= Gudō Toshoku =

Gudō Toshoku (1577–1661) was a Japanese Rinzai school zen monk from the early Tokugawa period.

==Biography==
He was a leading figure in the Ōtōkan lineage of the Myōshin-ji, where he led a reform movement to revitalize the practice of Rinzai. He served three times as abbot of Myōshin-ji. Among his leading disciples was Shidō Bunan (Munan)(1603–1676), the teacher of Shoju Rojin (Dokyu Etan)(1642–1721), who in turn was the principal teacher of Hakuin Ekaku (1685–1768). The illustrious Zen preacher Bankei Yōtaku earlier in life wanted to meet Gudō and receive confirmation of enlightenment, but narrowly missed seeing him at his Daisen-ji temple in Mino province (today's Gifu prefecture) because the master was visiting up in Edo (Tokyo). Gudō received the posthumous title Daien Hôkan Kokushi (national teacher). He left no written words.

==Teachings==
Gudō Toshoku left few written records or sayings. The best-known is a conversation with the Emperor:

Go-Yozei: “It is my understanding that according to the teachings of Zen this very mind, just as it is, is Buddha. Is that correct?”
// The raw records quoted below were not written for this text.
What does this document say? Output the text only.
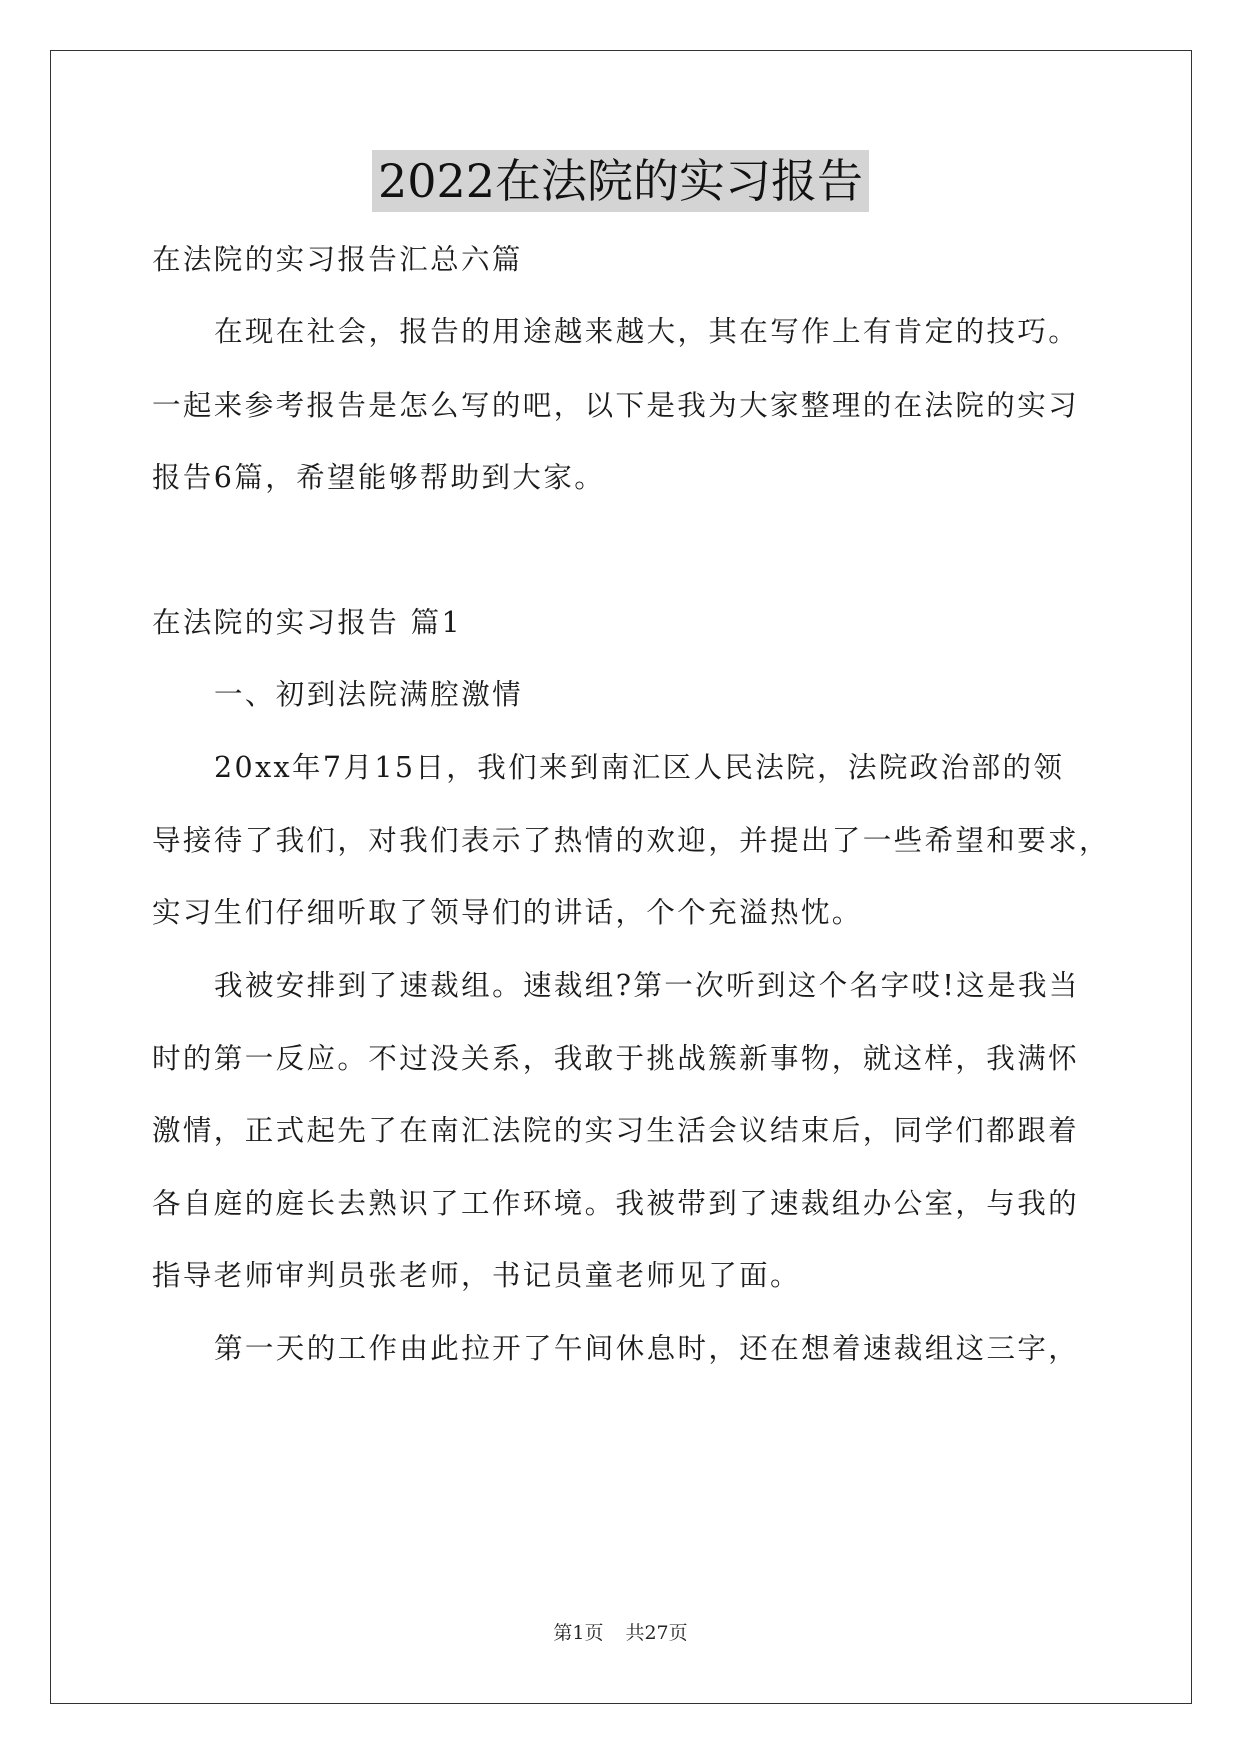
2022在法院的实习报告
在法院的实习报告汇总六篇
在现在社会，报告的用途越来越大，其在写作上有肯定的技巧。
一起来参考报告是怎么写的吧，以下是我为大家整理的在法院的实习
报告6篇，希望能够帮助到大家。
在法院的实习报告 篇1
一、初到法院满腔激情
20xx年7月15日，我们来到南汇区人民法院，法院政治部的领
导接待了我们，对我们表示了热情的欢迎，并提出了一些希望和要求，
实习生们仔细听取了领导们的讲话，个个充溢热忱。
我被安排到了速裁组。速裁组?第一次听到这个名字哎!这是我当
时的第一反应。不过没关系，我敢于挑战簇新事物，就这样，我满怀
激情，正式起先了在南汇法院的实习生活会议结束后，同学们都跟着
各自庭的庭长去熟识了工作环境。我被带到了速裁组办公室，与我的
指导老师审判员张老师，书记员童老师见了面。
第一天的工作由此拉开了午间休息时，还在想着速裁组这三字，
第1页 共27页
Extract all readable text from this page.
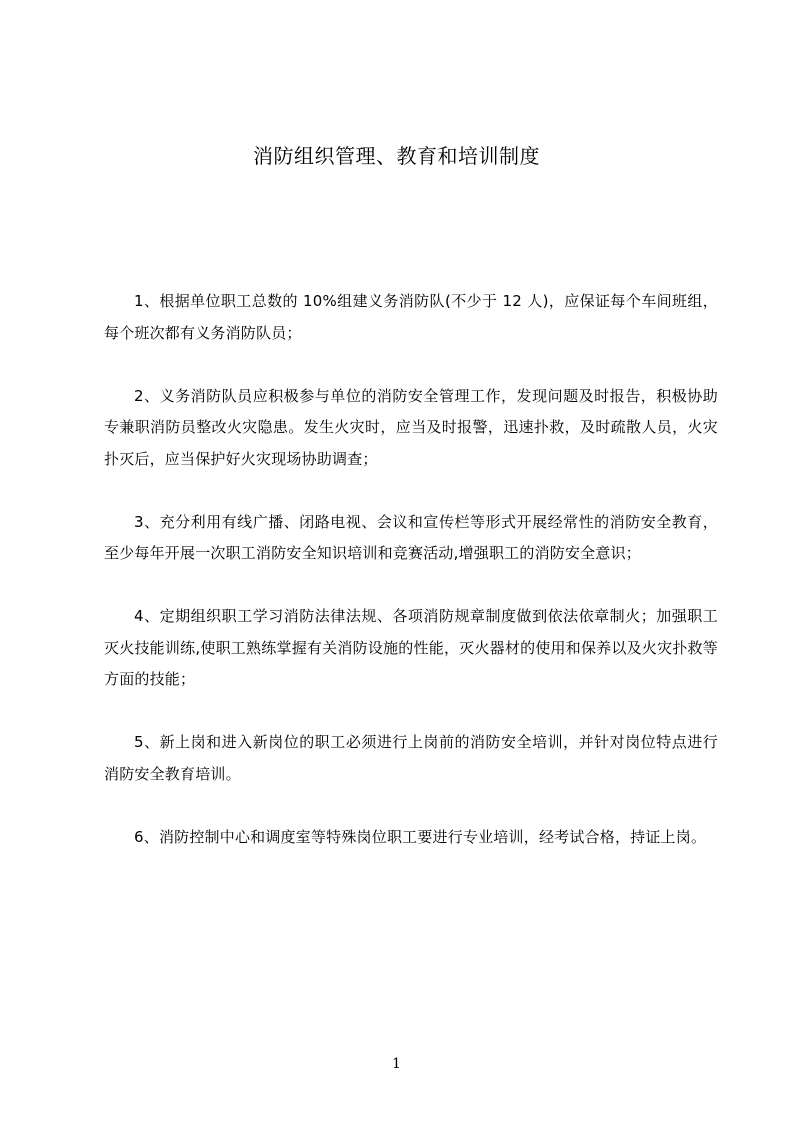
消防组织管理、教育和培训制度

1、根据单位职工总数的 10%组建义务消防队(不少于 12 人)，应保证每个车间班组，每个班次都有义务消防队员；

2、义务消防队员应积极参与单位的消防安全管理工作，发现问题及时报告，积极协助专兼职消防员整改火灾隐患。发生火灾时，应当及时报警，迅速扑救，及时疏散人员，火灾扑灭后，应当保护好火灾现场协助调查；

3、充分利用有线广播、闭路电视、会议和宣传栏等形式开展经常性的消防安全教育，至少每年开展一次职工消防安全知识培训和竞赛活动,增强职工的消防安全意识；

4、定期组织职工学习消防法律法规、各项消防规章制度做到依法依章制火；加强职工灭火技能训练,使职工熟练掌握有关消防设施的性能，灭火器材的使用和保养以及火灾扑救等方面的技能；

5、新上岗和进入新岗位的职工必须进行上岗前的消防安全培训，并针对岗位特点进行消防安全教育培训。

6、消防控制中心和调度室等特殊岗位职工要进行专业培训，经考试合格，持证上岗。

1
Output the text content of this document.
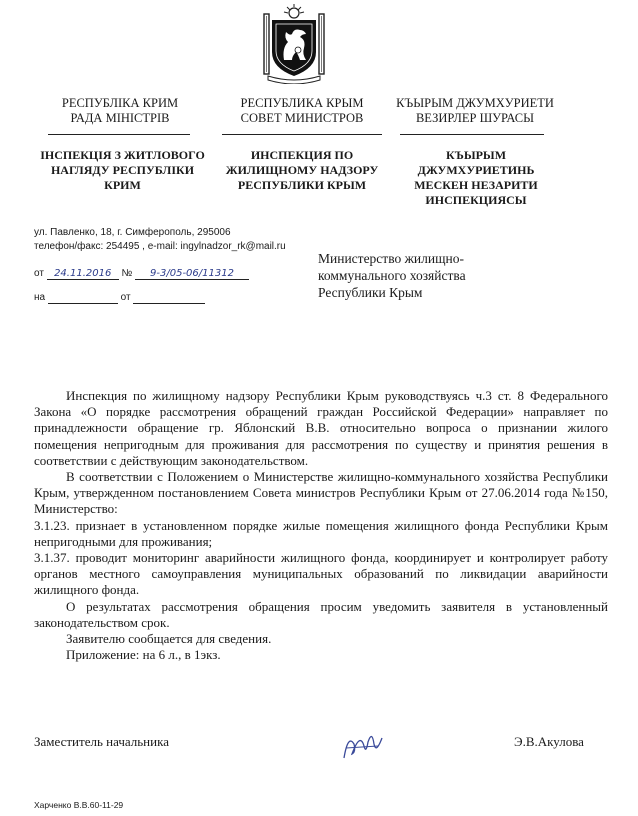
РЕСПУБЛІКА КРИМ
РАДА МІНІСТРІВ
РЕСПУБЛИКА КРЫМ
СОВЕТ МИНИСТРОВ
КЪЫРЫМ ДЖУМХУРИЕТИ
ВЕЗИРЛЕР ШУРАСЫ
ІНСПЕКЦІЯ З ЖИТЛОВОГО
НАГЛЯДУ РЕСПУБЛІКИ
КРИМ
ИНСПЕКЦИЯ ПО
ЖИЛИЩНОМУ НАДЗОРУ
РЕСПУБЛИКИ КРЫМ
КЪЫРЫМ
ДЖУМХУРИЕТИНЬ
МЕСКЕН НЕЗАРИТИ
ИНСПЕКЦИЯСЫ
ул. Павленко, 18, г. Симферополь, 295006
телефон/факс: 254495 , e-mail: ingylnadzor_rk@mail.ru
от 24.11.2016 № 9-3/05-06/11312
на	от
Министерство жилищно-
коммунального хозяйства
Республики Крым

Инспекция по жилищному надзору Республики Крым руководствуясь ч.3 ст. 8 Федерального Закона «О порядке рассмотрения обращений граждан Российской Федерации» направляет по принадлежности обращение гр. Яблонский В.В. относительно вопроса о признании жилого помещения непригодным для проживания для рассмотрения по существу и принятия решения в соответствии с действующим законодательством.

В соответствии с Положением о Министерстве жилищно-коммунального хозяйства Республики Крым, утвержденном постановлением Совета министров Республики Крым от 27.06.2014 года №150, Министерство:

3.1.23. признает в установленном порядке жилые помещения жилищного фонда Республики Крым непригодными для проживания;

3.1.37. проводит мониторинг аварийности жилищного фонда, координирует и контролирует работу органов местного самоуправления муниципальных образований по ликвидации аварийности жилищного фонда.

О результатах рассмотрения обращения просим уведомить заявителя в установленный законодательством срок.

Заявителю сообщается для сведения.

Приложение: на 6 л., в 1экз.

Заместитель начальника	Э.В.Акулова
Харченко В.В.60-11-29
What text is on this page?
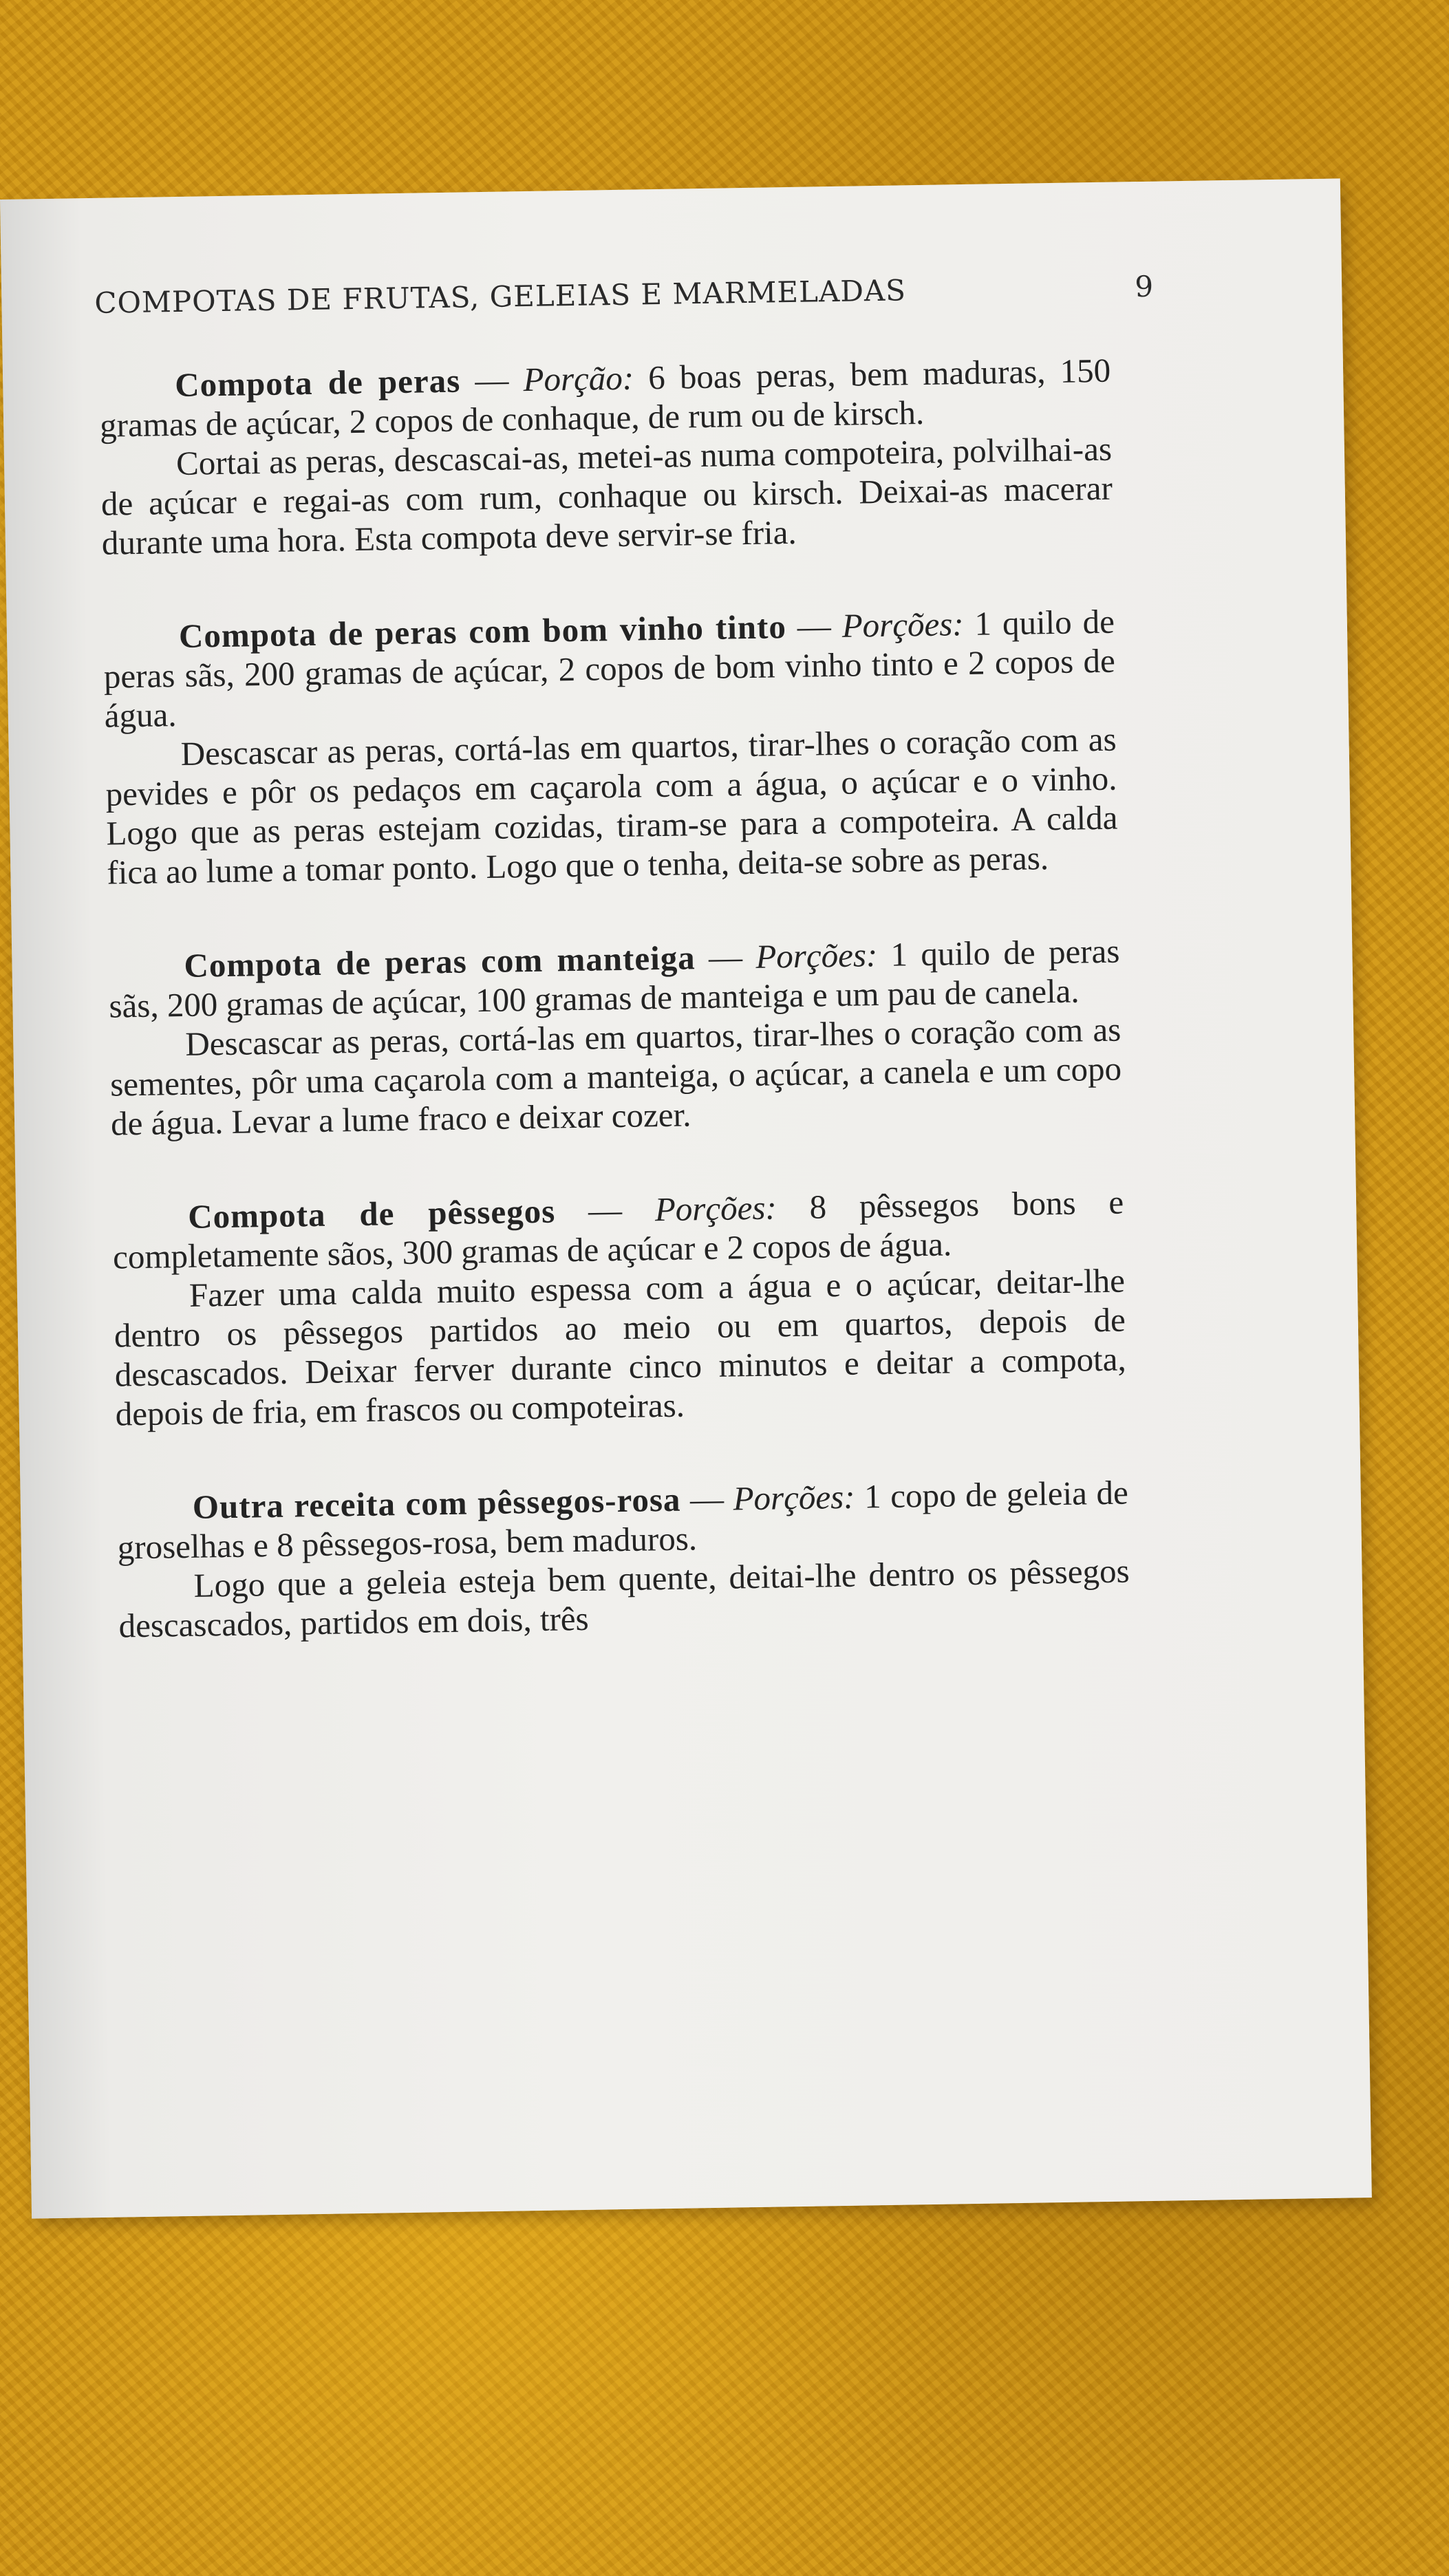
COMPOTAS DE FRUTAS, GELEIAS E MARMELADAS	9

Compota de peras — Porção: 6 boas peras, bem maduras, 150 gramas de açúcar, 2 copos de conhaque, de rum ou de kirsch.

Cortai as peras, descascai-as, metei-as numa compoteira, polvilhai-as de açúcar e regai-as com rum, conhaque ou kirsch. Deixai-as macerar durante uma hora. Esta compota deve servir-se fria.

Compota de peras com bom vinho tinto — Porções: 1 quilo de peras sãs, 200 gramas de açúcar, 2 copos de bom vinho tinto e 2 copos de água.

Descascar as peras, cortá-las em quartos, tirar-lhes o coração com as pevides e pôr os pedaços em caçarola com a água, o açúcar e o vinho. Logo que as peras estejam cozidas, tiram-se para a compoteira. A calda fica ao lume a tomar ponto. Logo que o tenha, deita-se sobre as peras.

Compota de peras com manteiga — Porções: 1 quilo de peras sãs, 200 gramas de açúcar, 100 gramas de manteiga e um pau de canela.

Descascar as peras, cortá-las em quartos, tirar-lhes o coração com as sementes, pôr uma caçarola com a manteiga, o açúcar, a canela e um copo de água. Levar a lume fraco e deixar cozer.

Compota de pêssegos — Porções: 8 pêssegos bons e completamente sãos, 300 gramas de açúcar e 2 copos de água.

Fazer uma calda muito espessa com a água e o açúcar, deitar-lhe dentro os pêssegos partidos ao meio ou em quartos, depois de descascados. Deixar ferver durante cinco minutos e deitar a compota, depois de fria, em frascos ou compoteiras.

Outra receita com pêssegos-rosa — Porções: 1 copo de geleia de groselhas e 8 pêssegos-rosa, bem maduros.

Logo que a geleia esteja bem quente, deitai-lhe dentro os pêssegos descascados, partidos em dois, três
“If I agree with what you say,” Gudo responded, “your majesty will believe you understand without actually doing so. However, if I deny what you say, I will be denying something well known to all.”

“Then tell me,” the retired emperor persisted, “a man who comes to enlightenment—what happens to him after he dies?”

“I don’t know,” Gudo admitted.

“You don’t know? Aren’t you an enlightened teacher?”

“I am. But not a dead one,” Gudo pointed out.

The emperor was stymied for a moment, unsure how to proceed. Just before he started to speak again, Gudo brought his hand down hard on the wooden floor and the sound brought the emperor to awakening.

In late life, he said:

After all these years of journeying about, here I am knocking at the gates of Zen. I have to laugh. My staff is broken; my umbrella torn. And the teaching of the Buddha is so simple: when hungry, eat; when thirsty, drink; when cold, wrap yourself in a good warm cloak.

Just before dying, he wrote

My task is done. Now those who follow me must work for the benefit of all humankind.